Depuis, comme en France, des décrets de coordination sont venus mettre de l'ordre dans l'anarchie des transports routiers et réglementer le partage du trafic entre le rail et la route : la route algérienne, nous le verrons dans un article ultérieur, est maintenant sérieusement exploitée en accord avec le rail.

Pour protéger leurs lignes contre la concurrence et garder leur trafic, les C.F.R.A., après avoir créé eux-mêmes des services automobiles ont été amenés à moderniser complètement leur réseau dans le but d'offrir à la clientèle un mode de transports techniquement supérieur aux autobus et en même temps plus économique : quatre schémas montrent les transformations successives du réseau des C.F.R.A.

Le programme de ces transformations est le suivant :
         1° Seule restera exploitée par tramways électriques l'artère la plus fréquentée suivant les bords de la mer et desservant la partie la plus peuplée de l'agglomération algéroise ainsi que ses faubourgs de l'Agha et de Mustapha, entre la Place du Gouvernement et le Ruisseau; sur cette ligne circulent déjà des rames réversibles de deux ou trois voitures modernes : deux motrices seules ou deux motrices encadrant une remorque;

         2° La plus ancienne ligne électrique, qui relie les Deux-Moulins à Maison-Carrée sur une distance de 20 km, sera remplacée par une ligne de trolleybus à forte densité de circulation : les tramways circulent toujours sur Alger-Maison-Carrée, longue ligne doublée d'ailleurs par des autobus plus rapides, mais la section Place du GouvernementDeux-Moulins est déjà, à l'heure actuelle, exploitée par trolleybus ; ultérieurement, elle sera prolongée à l'ouest des Deux-Moulins jusqu'à La Pointe Pescade et Baïnem en direction de Guyotville ;

         3° De même, la ligne de tramways de Kouba, abandonnée maintenant au delà du Ruisseau, a été remplacée sur sa section terminale accidentée Ruisseau-Kouba par une ligne de trolleybus prolongée sur 2 km jusqu'au Vieux-Kouba;

         4° Les C.F.R.A., comme nous l'avons vu précédemment ont été chargés de reprendre l'exploitation de l'ancienne ligne des " T.M.S. " qui relie, sur un parcours sinueux et au profil difficile, la place du Gouvernement à El-Biar, Châteauneuf et Ben-Aknoun ; après avoir été supprimée et exploitée pendant quelques temps en autobus, cette ligne vient d'être reconstruite en trolleybus : elle a été prolongée par un important embranchement de 4 km au départ de Châteauneuf jusqu'à La Bouzaréa, une des communes suburbaines les plus élevées de la banlieue d'Alger, à près de 400 m d'altitude et à 12 km du centre de la ville.

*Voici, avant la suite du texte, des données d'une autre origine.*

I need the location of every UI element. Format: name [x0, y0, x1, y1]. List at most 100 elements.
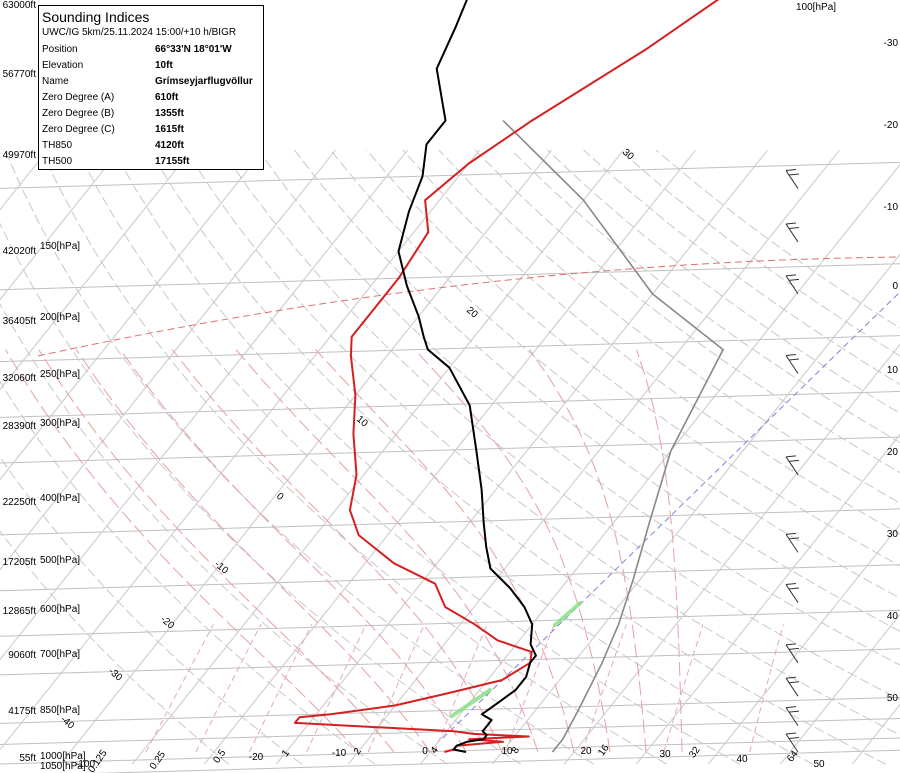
- right-axis-label: 30: [887, 529, 899, 540]
- barb-feather: [785, 455, 797, 458]
- barb-feather: [785, 732, 797, 735]
- isobar-line: [0, 508, 900, 536]
- wind-barb: [785, 455, 800, 476]
- dry-adiabat-line: [113, 149, 814, 765]
- barb-staff: [785, 644, 799, 664]
- index-value: 4120ft: [155, 140, 184, 151]
- wind-barb: [785, 706, 800, 726]
- isotherm-label: -40: [58, 714, 76, 732]
- dry-adiabat-line: [366, 149, 900, 567]
- barb-feather: [785, 643, 797, 646]
- bottom-scale-label: 4: [429, 745, 441, 756]
- axis-labels: 63000ft56770ft49970ft42020ft36405ft32060…: [3, 0, 899, 773]
- bottom-scale-label: 0.5: [211, 747, 228, 765]
- mixing-ratio-line: [248, 624, 313, 753]
- index-key: Zero Degree (B): [42, 108, 115, 119]
- barb-feather: [788, 710, 800, 713]
- isobar-line: [0, 335, 900, 363]
- dry-adiabat-line: [402, 149, 900, 535]
- index-row: Elevation 10ft: [42, 58, 263, 74]
- bottom-scale-label: 32: [687, 744, 703, 760]
- parcel-line: [502, 120, 724, 753]
- pressure-label: 150[hPa]: [40, 241, 80, 252]
- barb-feather: [785, 274, 797, 277]
- moist-adiabat-line: [5, 349, 359, 753]
- mixing-ratio-line: [145, 624, 214, 753]
- barb-staff: [785, 355, 799, 374]
- bottom-scale-label: 20: [580, 746, 592, 757]
- barb-staff: [785, 677, 799, 697]
- pressure-label: 100[hPa]: [796, 2, 836, 13]
- altitude-label: 32060ft: [3, 373, 37, 384]
- dry-adiabat-line: [76, 149, 741, 765]
- dry-adiabat-line: [0, 380, 376, 765]
- mixing-ratio-line: [367, 624, 425, 753]
- sounding-indices-panel: Sounding Indices UWC/IG 5km/25.11.2024 1…: [38, 5, 264, 170]
- bottom-scale-label: 0: [422, 746, 428, 757]
- isotherm-line: [491, 253, 900, 765]
- bottom-scale-label: 16: [596, 742, 612, 758]
- wind-barb: [785, 732, 800, 753]
- indices-rows: Position 66°33'N 18°01'W Elevation 10ft Name…: [42, 42, 263, 170]
- bottom-scale-label: -10: [332, 748, 347, 759]
- index-key: Position: [42, 44, 78, 55]
- moist-adiabat-line: [75, 349, 431, 753]
- freezing-level-line: [37, 256, 900, 357]
- mixing-ratio-line: [306, 624, 367, 753]
- dry-adiabat-line: [0, 303, 449, 765]
- barb-feather: [788, 278, 800, 281]
- isotherm-line: [131, 149, 624, 765]
- bottom-scale-label: -100: [75, 759, 95, 770]
- moist-adiabat-line: [235, 349, 539, 753]
- index-value: 1615ft: [155, 124, 184, 135]
- dry-adiabat-line: [547, 149, 900, 414]
- dry-adiabat-line: [149, 149, 887, 765]
- barb-feather: [788, 537, 800, 540]
- mixing-ratio-line: [433, 624, 488, 753]
- index-key: Elevation: [42, 60, 84, 71]
- moist-adiabat-line: [38, 349, 395, 753]
- pressure-label: 200[hPa]: [40, 312, 80, 323]
- isotherm-line: [0, 149, 264, 481]
- index-row: Zero Degree (C) 1615ft: [42, 122, 263, 138]
- isobar-line: [0, 696, 900, 724]
- pressure-label: 700[hPa]: [40, 649, 80, 660]
- barb-staff: [785, 275, 799, 295]
- isotherm-line: [0, 149, 480, 751]
- wind-barb: [785, 274, 800, 295]
- dry-adiabat-line: [4, 149, 595, 765]
- index-key: Zero Degree (A): [42, 92, 115, 103]
- barb-staff: [785, 456, 799, 476]
- index-value: 610ft: [155, 92, 179, 103]
- isobar-line: [100, 749, 900, 773]
- pressure-label: 500[hPa]: [40, 555, 80, 566]
- right-axis-label: 0: [892, 281, 898, 292]
- altitude-label: 42020ft: [3, 246, 37, 257]
- barb-feather: [788, 737, 800, 739]
- pressure-label: 300[hPa]: [40, 418, 80, 429]
- index-value: Grímseyjarflugvöllur: [155, 76, 253, 87]
- lcl-line: [442, 291, 900, 739]
- moist-adiabat-line: [529, 349, 647, 753]
- isotherm-line: [203, 149, 696, 765]
- dry-adiabat-line: [0, 530, 230, 765]
- altitude-label: 49970ft: [3, 150, 37, 161]
- right-axis-label: 10: [887, 365, 899, 376]
- barb-feather: [785, 353, 797, 356]
- dry-adiabat-line: [330, 149, 900, 599]
- dry-adiabat-line: [510, 149, 900, 444]
- pressure-label: 850[hPa]: [40, 705, 80, 716]
- isotherm-line: [779, 613, 900, 765]
- temperature-line: [397, 0, 537, 753]
- index-value: 10ft: [155, 60, 173, 71]
- bottom-scale-label: -20: [249, 752, 264, 763]
- isotherm-label: 10: [354, 414, 370, 430]
- bottom-scale-label: 10: [501, 746, 513, 757]
- altitude-label: 28390ft: [3, 421, 37, 432]
- barb-feather: [785, 676, 797, 679]
- wind-barbs: [785, 169, 800, 753]
- index-row: Zero Degree (B) 1355ft: [42, 106, 263, 122]
- isotherm-line: [707, 523, 900, 765]
- isotherm-label: 30: [620, 147, 636, 163]
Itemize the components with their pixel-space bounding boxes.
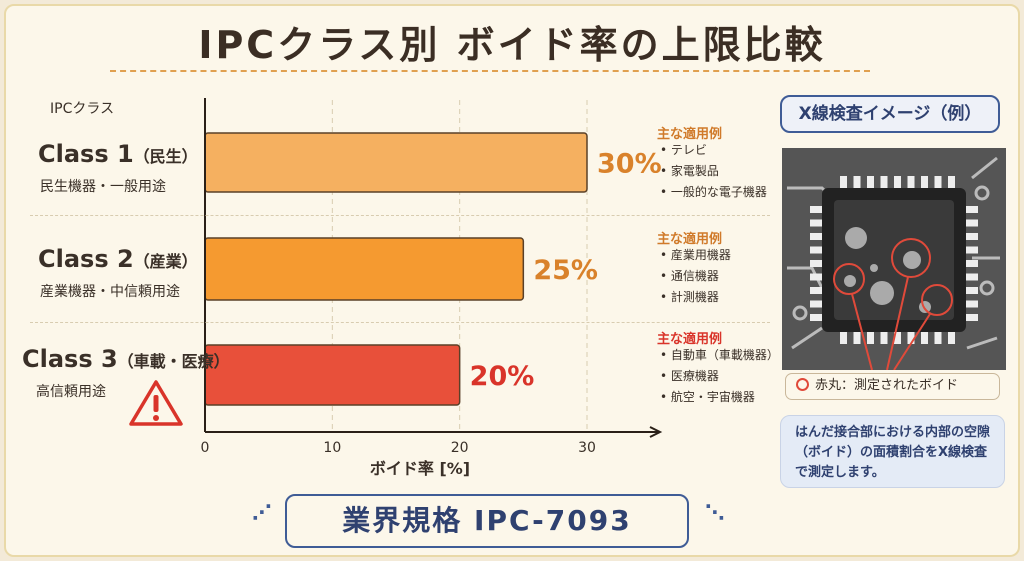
row-separator (30, 322, 770, 323)
xray-image (782, 148, 1006, 370)
deco-left: ⋰ (252, 500, 272, 524)
x-tick-label: 30 (578, 440, 596, 456)
example-text: 計測機器 (670, 290, 719, 304)
examples-title: 主な適用例 (657, 332, 723, 347)
example-item: • 医療機器 (660, 369, 719, 383)
class-description: 産業機器・中信頼用途 (40, 284, 180, 300)
example-item: • 計測機器 (660, 290, 719, 304)
value-label: 20% (470, 361, 535, 392)
example-item: • 一般的な電子機器 (660, 185, 767, 199)
example-item: • 自動車（車載機器） (660, 348, 779, 362)
example-text: 産業用機器 (670, 248, 731, 262)
example-text: 家電製品 (670, 164, 719, 178)
standard-badge: 業界規格 IPC-7093 (285, 494, 689, 548)
example-item: • 航空・宇宙機器 (660, 390, 755, 404)
x-tick-label: 10 (323, 440, 341, 456)
legend: 赤丸：測定されたボイド (785, 373, 1000, 400)
chart-title: IPCクラス別 ボイド率の上限比較 (198, 23, 826, 67)
class-label: Class 2（産業） (38, 245, 198, 273)
x-axis-label: ボイド率 [%] (369, 459, 471, 478)
y-axis-label: IPCクラス (50, 101, 115, 117)
row-separator (30, 215, 770, 216)
example-item: • テレビ (660, 143, 707, 157)
title-divider (110, 70, 870, 72)
value-label: 25% (533, 255, 598, 286)
examples-title: 主な適用例 (657, 232, 723, 247)
class-description: 民生機器・一般用途 (40, 179, 166, 195)
example-item: • 家電製品 (660, 164, 719, 178)
class-description: 高信頼用途 (36, 384, 106, 400)
class-name: Class 1 (38, 140, 134, 168)
example-text: 通信機器 (670, 269, 719, 283)
legend-text: 赤丸：測定されたボイド (815, 378, 959, 393)
x-tick-label: 0 (201, 440, 210, 456)
x-tick-label: 20 (451, 440, 469, 456)
example-text: テレビ (670, 143, 707, 157)
example-item: • 産業用機器 (660, 248, 731, 262)
class-name: Class 2 (38, 245, 134, 273)
example-text: 航空・宇宙機器 (670, 390, 755, 404)
warning-icon (129, 380, 183, 426)
bar (204, 237, 525, 301)
class-tag: （産業） (133, 252, 198, 271)
example-text: 自動車（車載機器） (670, 348, 779, 362)
class-name: Class 3 (22, 345, 118, 373)
deco-right: ⋱ (705, 500, 725, 524)
bar (204, 344, 461, 406)
example-item: • 通信機器 (660, 269, 719, 283)
xray-panel-title: X線検査イメージ（例） (780, 95, 1000, 133)
value-label: 30% (597, 149, 662, 180)
examples-title: 主な適用例 (657, 127, 723, 142)
example-text: 医療機器 (670, 369, 719, 383)
xray-description: はんだ接合部における内部の空隙（ボイド）の面積割合をX線検査で測定します。 (780, 415, 1005, 488)
class-label: Class 3（車載・医療） (22, 345, 230, 373)
example-text: 一般的な電子機器 (670, 185, 767, 199)
class-tag: （車載・医療） (117, 352, 230, 371)
x-axis-arrow (649, 426, 663, 438)
class-tag: （民生） (133, 147, 198, 166)
class-label: Class 1（民生） (38, 140, 198, 168)
red-circle-icon (796, 378, 809, 391)
bar (204, 132, 588, 193)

Lorsque les transformations, actuellement en cours, seront entièrement terminées, le réseau des C.F.R.A. sera tout à fait en mesure d'assurer régulièrement la desserte de la zone qui lui est confiée.

Le réseau des T.A. superposé au réseau des C.F.R.A. sur des itinéraires différents assure, avec ce dernier, à l'agglomération algéroise une desserte parfaitement homogène et rationnelle permettant aux citadins de s'installer sans crainte dans les zones suburbaines les plus salubres et les plus aérées, en leur donnant l'assurance d'être reliés par un moyen de transport rapide au centre des affaires ou aux lieux de travail.

A côté de cette fonction pratique, le réseau des C.F.R.A. a aussi un certain caractère touristique puisque sa ligne principale longe, sur près de 40 km, le bord de la Méditerranée desservant toute une série de plages pittoresques de part et d'autre de la Pointe-Pescade.

En attendant qu'un trolleybus soit établi sur le parcours entier de cette ligne, des services d'autobus prolongent au delà des Deux-Moulins la ligne existante, par Baïnem, Guyotville, Staouéli et Sidi-Ferruch, le site historique du débarquement de 1830.

H. LARTILLEUX.
Ancien élève de l'Ecole Polytechnique, Inspecteur Principal de la S.N.C.F. Chef du Service Voyageurs de la S.C.E.T.A.